- Я ни на минуту не приму это похищение как часть плана Алии...
- Всю Империю мучают сомнения, зачем ты здесь. Люди Вэнсики готовы
дискредитировать тебя. Алия не может ждать, когда это случится. Если бы мы
опустились, Дом Атридесов мог бы пострадать от смертельного удара.
- Какие же сомнения мучают Империю?
Она холодно, насколько это было возможно, отчеканила каждое слово,
зная, что на этого не-ребенка не сможет воздействовать никакая интонация.
- "Леди Джессика планирует сочетать браком этих близнецов", - сказал
он. - Вот чего хотят Сестры ордена Бене Джессерит. Кровосмешения!
Она сверкнула глазами.
- Глупые слухи. - Она сделал паузу. - Бене Джессерит не допустит,
чтобы такие слухи распространялись по всей Империи. Мы еще имеем некоторое
влияние. Помни это.
- Слухи. Что за слухи? У тебя же были планы относительно того, чтобы
скрестить нас? - Не отрицай этого. Позволь нам провести годы нашей половой
зрелости в том же доме, в котором и ты живешь, и твое влияние будет не
более чем размахивание тряпкой перед мордой песчаного червя.
- Ты думаешь, что мы так глупы? - спросила Джессика.
- Да. Твой Орден Сестер - это всего лишь букет проклятых глупых
старых женщин, которые ни в коем случае не перешагнут рамки их бесценной
своднической программы! Гани и я знаем их способы. Ты думаешь, мы дураки?
- Способы?
- Они знают, что ты из Харконненов. У них есть запись: Джессика -
дочь Танидии Нерус, наследница Барона Владимира Харконнена. Случайно эта
запись может быть обнародована...
- Ты думаешь, Сестры способны на шантаж?
- Да, я знаю, они могут. Они делают это очень тонко. Они приказали
тебе разобраться со слухами, которые ходят о твоей дочери. Они дали пишу
твоему любопытству и твоим страхам. Они пробудили твое чувство
ответственности, заставили тебя почувствовать себя виновной, потому что ты
вернулась на Келадан. И они предложили тубе план спасения твоих внуков.
Джессика могла лишь молча смотреть на него. Было такое ощущение,
будто он говорил правду о том, что Алия планирует похищение. Она была
полностью подавлена его словами, и теперь допустила возможность, что он
говорил правду, когда сказал, что Алия планировала.
- Вот видишь, бабушка, я должен решить очень трудный вопрос, - сказал
он. - Следую ли я мистике Атридесов? Живу ли я ради моих идеалов и... умру
ли за них?
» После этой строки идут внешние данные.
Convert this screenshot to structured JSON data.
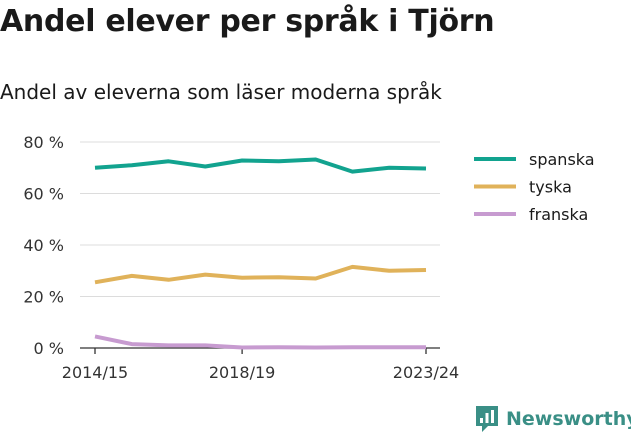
{
  "title": "Andel elever per språk i Tjörn",
  "subtitle": "Andel av eleverna som läser moderna språk",
  "brand": "Newsworthy",
  "chart_data": {
    "type": "line",
    "title": "Andel elever per språk i Tjörn",
    "subtitle": "Andel av eleverna som läser moderna språk",
    "xlabel": "",
    "ylabel": "",
    "x": [
      "2014/15",
      "2015/16",
      "2016/17",
      "2017/18",
      "2018/19",
      "2019/20",
      "2020/21",
      "2021/22",
      "2022/23",
      "2023/24"
    ],
    "x_tick_labels": [
      "2014/15",
      "2018/19",
      "2023/24"
    ],
    "y_ticks": [
      0,
      20,
      40,
      60,
      80
    ],
    "y_tick_labels": [
      "0 %",
      "20 %",
      "40 %",
      "60 %",
      "80 %"
    ],
    "ylim": [
      0,
      80
    ],
    "grid": true,
    "legend": "right",
    "series": [
      {
        "name": "spanska",
        "color": "#12a38f",
        "values": [
          70,
          71,
          72.5,
          70.5,
          72.8,
          72.5,
          73.2,
          68.5,
          70,
          69.7
        ]
      },
      {
        "name": "tyska",
        "color": "#e0b25a",
        "values": [
          25.5,
          28,
          26.5,
          28.5,
          27.3,
          27.5,
          27,
          31.5,
          30,
          30.3
        ]
      },
      {
        "name": "franska",
        "color": "#c79bd0",
        "values": [
          4.5,
          1.5,
          1,
          1,
          0.2,
          0.3,
          0.2,
          0.3,
          0.3,
          0.3
        ]
      }
    ]
  }
}
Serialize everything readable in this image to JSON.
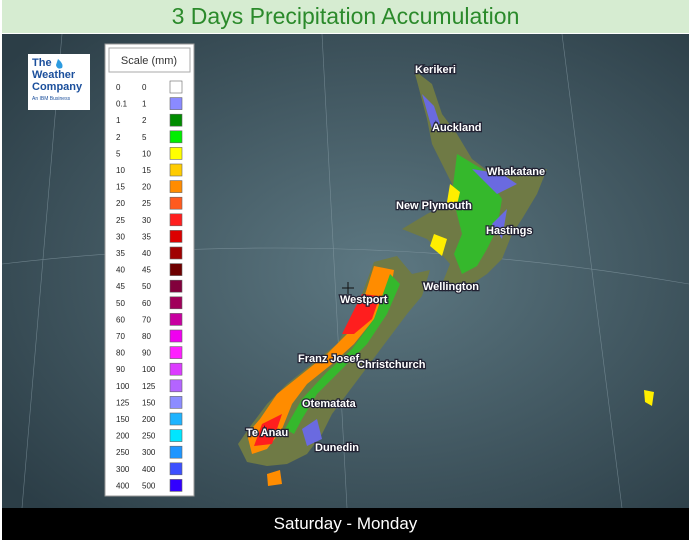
{
  "header": {
    "title": "3 Days Precipitation Accumulation"
  },
  "logo": {
    "line1": "The",
    "line2": "Weather",
    "line3": "Company",
    "tagline": "An IBM Business"
  },
  "legend": {
    "title": "Scale (mm)",
    "rows": [
      {
        "from": "0",
        "to": "0",
        "color": "#ffffff"
      },
      {
        "from": "0.1",
        "to": "1",
        "color": "#8a8aff"
      },
      {
        "from": "1",
        "to": "2",
        "color": "#008c00"
      },
      {
        "from": "2",
        "to": "5",
        "color": "#00ee00"
      },
      {
        "from": "5",
        "to": "10",
        "color": "#ffff00"
      },
      {
        "from": "10",
        "to": "15",
        "color": "#ffcc00"
      },
      {
        "from": "15",
        "to": "20",
        "color": "#ff8c00"
      },
      {
        "from": "20",
        "to": "25",
        "color": "#ff5a1e"
      },
      {
        "from": "25",
        "to": "30",
        "color": "#ff1e1e"
      },
      {
        "from": "30",
        "to": "35",
        "color": "#dc0000"
      },
      {
        "from": "35",
        "to": "40",
        "color": "#a00000"
      },
      {
        "from": "40",
        "to": "45",
        "color": "#6e0000"
      },
      {
        "from": "45",
        "to": "50",
        "color": "#82003c"
      },
      {
        "from": "50",
        "to": "60",
        "color": "#a0005a"
      },
      {
        "from": "60",
        "to": "70",
        "color": "#c800a0"
      },
      {
        "from": "70",
        "to": "80",
        "color": "#f000f0"
      },
      {
        "from": "80",
        "to": "90",
        "color": "#ff1eff"
      },
      {
        "from": "90",
        "to": "100",
        "color": "#dc3cff"
      },
      {
        "from": "100",
        "to": "125",
        "color": "#b464ff"
      },
      {
        "from": "125",
        "to": "150",
        "color": "#8c8cff"
      },
      {
        "from": "150",
        "to": "200",
        "color": "#1eb4ff"
      },
      {
        "from": "200",
        "to": "250",
        "color": "#00e6ff"
      },
      {
        "from": "250",
        "to": "300",
        "color": "#1e96ff"
      },
      {
        "from": "300",
        "to": "400",
        "color": "#3c50ff"
      },
      {
        "from": "400",
        "to": "500",
        "color": "#3200ff"
      }
    ]
  },
  "cities": [
    "Kerikeri",
    "Auckland",
    "Whakatane",
    "New Plymouth",
    "Hastings",
    "Wellington",
    "Westport",
    "Franz Josef",
    "Christchurch",
    "Otematata",
    "Te Anau",
    "Dunedin"
  ],
  "footer": {
    "period": "Saturday - Monday"
  }
}
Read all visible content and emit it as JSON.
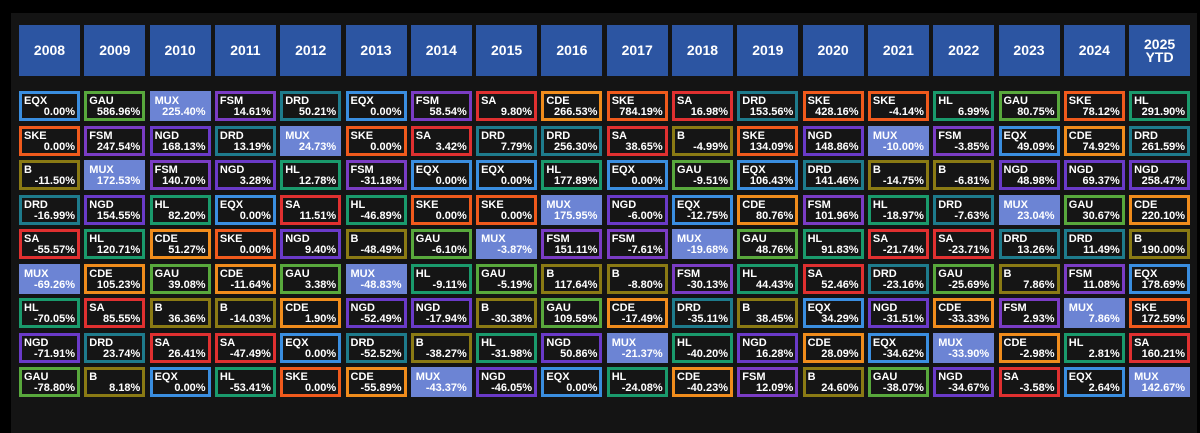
{
  "chart_data": {
    "type": "table",
    "years": [
      "2008",
      "2009",
      "2010",
      "2011",
      "2012",
      "2013",
      "2014",
      "2015",
      "2016",
      "2017",
      "2018",
      "2019",
      "2020",
      "2021",
      "2022",
      "2023",
      "2024",
      "2025\nYTD"
    ],
    "colors": {
      "EQX": "#3a8ee0",
      "GAU": "#58a83c",
      "MUX": "#6c84d4",
      "FSM": "#7a3cc4",
      "DRD": "#1e7b8c",
      "SA": "#e03030",
      "CDE": "#f08c1c",
      "SKE": "#f05a1c",
      "HL": "#1a9a6c",
      "NGD": "#6a3ac8",
      "B": "#8a7a14"
    },
    "columns": [
      [
        [
          "EQX",
          "0.00%"
        ],
        [
          "SKE",
          "0.00%"
        ],
        [
          "B",
          "-11.50%"
        ],
        [
          "DRD",
          "-16.99%"
        ],
        [
          "SA",
          "-55.57%"
        ],
        [
          "MUX",
          "-69.26%"
        ],
        [
          "HL",
          "-70.05%"
        ],
        [
          "NGD",
          "-71.91%"
        ],
        [
          "GAU",
          "-78.80%"
        ]
      ],
      [
        [
          "GAU",
          "586.96%"
        ],
        [
          "FSM",
          "247.54%"
        ],
        [
          "MUX",
          "172.53%"
        ],
        [
          "NGD",
          "154.55%"
        ],
        [
          "HL",
          "120.71%"
        ],
        [
          "CDE",
          "105.23%"
        ],
        [
          "SA",
          "85.55%"
        ],
        [
          "DRD",
          "23.74%"
        ],
        [
          "B",
          "8.18%"
        ]
      ],
      [
        [
          "MUX",
          "225.40%"
        ],
        [
          "NGD",
          "168.13%"
        ],
        [
          "FSM",
          "140.70%"
        ],
        [
          "HL",
          "82.20%"
        ],
        [
          "CDE",
          "51.27%"
        ],
        [
          "GAU",
          "39.08%"
        ],
        [
          "B",
          "36.36%"
        ],
        [
          "SA",
          "26.41%"
        ],
        [
          "EQX",
          "0.00%"
        ]
      ],
      [
        [
          "FSM",
          "14.61%"
        ],
        [
          "DRD",
          "13.19%"
        ],
        [
          "NGD",
          "3.28%"
        ],
        [
          "EQX",
          "0.00%"
        ],
        [
          "SKE",
          "0.00%"
        ],
        [
          "CDE",
          "-11.64%"
        ],
        [
          "B",
          "-14.03%"
        ],
        [
          "SA",
          "-47.49%"
        ],
        [
          "HL",
          "-53.41%"
        ]
      ],
      [
        [
          "DRD",
          "50.21%"
        ],
        [
          "MUX",
          "24.73%"
        ],
        [
          "HL",
          "12.78%"
        ],
        [
          "SA",
          "11.51%"
        ],
        [
          "NGD",
          "9.40%"
        ],
        [
          "GAU",
          "3.38%"
        ],
        [
          "CDE",
          "1.90%"
        ],
        [
          "EQX",
          "0.00%"
        ],
        [
          "SKE",
          "0.00%"
        ]
      ],
      [
        [
          "EQX",
          "0.00%"
        ],
        [
          "SKE",
          "0.00%"
        ],
        [
          "FSM",
          "-31.18%"
        ],
        [
          "HL",
          "-46.89%"
        ],
        [
          "B",
          "-48.49%"
        ],
        [
          "MUX",
          "-48.83%"
        ],
        [
          "NGD",
          "-52.49%"
        ],
        [
          "DRD",
          "-52.52%"
        ],
        [
          "CDE",
          "-55.89%"
        ]
      ],
      [
        [
          "FSM",
          "58.54%"
        ],
        [
          "SA",
          "3.42%"
        ],
        [
          "EQX",
          "0.00%"
        ],
        [
          "SKE",
          "0.00%"
        ],
        [
          "GAU",
          "-6.10%"
        ],
        [
          "HL",
          "-9.11%"
        ],
        [
          "NGD",
          "-17.94%"
        ],
        [
          "B",
          "-38.27%"
        ],
        [
          "MUX",
          "-43.37%"
        ]
      ],
      [
        [
          "SA",
          "9.80%"
        ],
        [
          "DRD",
          "7.79%"
        ],
        [
          "EQX",
          "0.00%"
        ],
        [
          "SKE",
          "0.00%"
        ],
        [
          "MUX",
          "-3.87%"
        ],
        [
          "GAU",
          "-5.19%"
        ],
        [
          "B",
          "-30.38%"
        ],
        [
          "HL",
          "-31.98%"
        ],
        [
          "NGD",
          "-46.05%"
        ]
      ],
      [
        [
          "CDE",
          "266.53%"
        ],
        [
          "DRD",
          "256.30%"
        ],
        [
          "HL",
          "177.89%"
        ],
        [
          "MUX",
          "175.95%"
        ],
        [
          "FSM",
          "151.11%"
        ],
        [
          "B",
          "117.64%"
        ],
        [
          "GAU",
          "109.59%"
        ],
        [
          "NGD",
          "50.86%"
        ],
        [
          "EQX",
          "0.00%"
        ]
      ],
      [
        [
          "SKE",
          "784.19%"
        ],
        [
          "SA",
          "38.65%"
        ],
        [
          "EQX",
          "0.00%"
        ],
        [
          "NGD",
          "-6.00%"
        ],
        [
          "FSM",
          "-7.61%"
        ],
        [
          "B",
          "-8.80%"
        ],
        [
          "CDE",
          "-17.49%"
        ],
        [
          "MUX",
          "-21.37%"
        ],
        [
          "HL",
          "-24.08%"
        ]
      ],
      [
        [
          "SA",
          "16.98%"
        ],
        [
          "B",
          "-4.99%"
        ],
        [
          "GAU",
          "-9.51%"
        ],
        [
          "EQX",
          "-12.75%"
        ],
        [
          "MUX",
          "-19.68%"
        ],
        [
          "FSM",
          "-30.13%"
        ],
        [
          "DRD",
          "-35.11%"
        ],
        [
          "HL",
          "-40.20%"
        ],
        [
          "CDE",
          "-40.23%"
        ]
      ],
      [
        [
          "DRD",
          "153.56%"
        ],
        [
          "SKE",
          "134.09%"
        ],
        [
          "EQX",
          "106.43%"
        ],
        [
          "CDE",
          "80.76%"
        ],
        [
          "GAU",
          "48.76%"
        ],
        [
          "HL",
          "44.43%"
        ],
        [
          "B",
          "38.45%"
        ],
        [
          "NGD",
          "16.28%"
        ],
        [
          "FSM",
          "12.09%"
        ]
      ],
      [
        [
          "SKE",
          "428.16%"
        ],
        [
          "NGD",
          "148.86%"
        ],
        [
          "DRD",
          "141.46%"
        ],
        [
          "FSM",
          "101.96%"
        ],
        [
          "HL",
          "91.83%"
        ],
        [
          "SA",
          "52.46%"
        ],
        [
          "EQX",
          "34.29%"
        ],
        [
          "CDE",
          "28.09%"
        ],
        [
          "B",
          "24.60%"
        ]
      ],
      [
        [
          "SKE",
          "-4.14%"
        ],
        [
          "MUX",
          "-10.00%"
        ],
        [
          "B",
          "-14.75%"
        ],
        [
          "HL",
          "-18.97%"
        ],
        [
          "SA",
          "-21.74%"
        ],
        [
          "DRD",
          "-23.16%"
        ],
        [
          "NGD",
          "-31.51%"
        ],
        [
          "EQX",
          "-34.62%"
        ],
        [
          "GAU",
          "-38.07%"
        ]
      ],
      [
        [
          "HL",
          "6.99%"
        ],
        [
          "FSM",
          "-3.85%"
        ],
        [
          "B",
          "-6.81%"
        ],
        [
          "DRD",
          "-7.63%"
        ],
        [
          "SA",
          "-23.71%"
        ],
        [
          "GAU",
          "-25.69%"
        ],
        [
          "CDE",
          "-33.33%"
        ],
        [
          "MUX",
          "-33.90%"
        ],
        [
          "NGD",
          "-34.67%"
        ]
      ],
      [
        [
          "GAU",
          "80.75%"
        ],
        [
          "EQX",
          "49.09%"
        ],
        [
          "NGD",
          "48.98%"
        ],
        [
          "MUX",
          "23.04%"
        ],
        [
          "DRD",
          "13.26%"
        ],
        [
          "B",
          "7.86%"
        ],
        [
          "FSM",
          "2.93%"
        ],
        [
          "CDE",
          "-2.98%"
        ],
        [
          "SA",
          "-3.58%"
        ]
      ],
      [
        [
          "SKE",
          "78.12%"
        ],
        [
          "CDE",
          "74.92%"
        ],
        [
          "NGD",
          "69.37%"
        ],
        [
          "GAU",
          "30.67%"
        ],
        [
          "DRD",
          "11.49%"
        ],
        [
          "FSM",
          "11.08%"
        ],
        [
          "MUX",
          "7.86%"
        ],
        [
          "HL",
          "2.81%"
        ],
        [
          "EQX",
          "2.64%"
        ]
      ],
      [
        [
          "HL",
          "291.90%"
        ],
        [
          "DRD",
          "261.59%"
        ],
        [
          "NGD",
          "258.47%"
        ],
        [
          "CDE",
          "220.10%"
        ],
        [
          "B",
          "190.00%"
        ],
        [
          "EQX",
          "178.69%"
        ],
        [
          "SKE",
          "172.59%"
        ],
        [
          "SA",
          "160.21%"
        ],
        [
          "MUX",
          "142.67%"
        ]
      ]
    ]
  }
}
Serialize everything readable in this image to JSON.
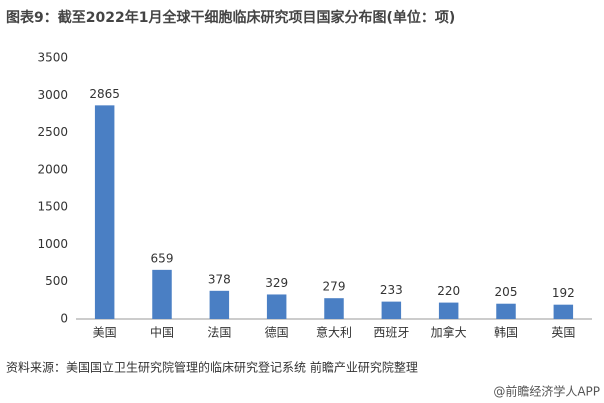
{
  "chart_data": {
    "type": "bar",
    "title": "图表9：截至2022年1月全球干细胞临床研究项目国家分布图(单位：项)",
    "categories": [
      "美国",
      "中国",
      "法国",
      "德国",
      "意大利",
      "西班牙",
      "加拿大",
      "韩国",
      "英国"
    ],
    "values": [
      2865,
      659,
      378,
      329,
      279,
      233,
      220,
      205,
      192
    ],
    "color": "#4a7fc4",
    "ylim": [
      0,
      3500
    ],
    "yticks": [
      0,
      500,
      1000,
      1500,
      2000,
      2500,
      3000,
      3500
    ],
    "grid": false,
    "source": "资料来源：美国国立卫生研究院管理的临床研究登记系统 前瞻产业研究院整理",
    "watermark": "@前瞻经济学人APP"
  }
}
Или я выбираю другой путь - тот, который позволил бы мне
прожить тысячи лет?
Джессика невольно отшатнулась.
Эти слова, сказанные так легко, затронули один из предметов, который
в Бене Джессерит преподносят как аксиому. Много Преподобных Матерей могли
бы выбрать этот путь или попытаться это сделать. Но если бы одна из них
сделала это, то потом попытались бы сделать это все остальные. Они знали
наверняка, что этот путь приведет их к самоуничтожению. Тогда все смертное
человечество отвернулось бы от них Нет - этого нельзя было допускать.
- Мне не нравится ход твоих мыслей, - сказала она.
- Ты не понимаешь моих мыслей, - сказал он. - Гани и я... - Он
покачал головой. - Алия завладела всем - и отбросила это прочь.
- Ты уверен в этом? Я уже отправила весточку в орден о том, что Алия
практикует не подлежащий обдумыванию второй путь. Посмотри на нее! Она
нисколько не постарела с тех пор, как я в последний раз...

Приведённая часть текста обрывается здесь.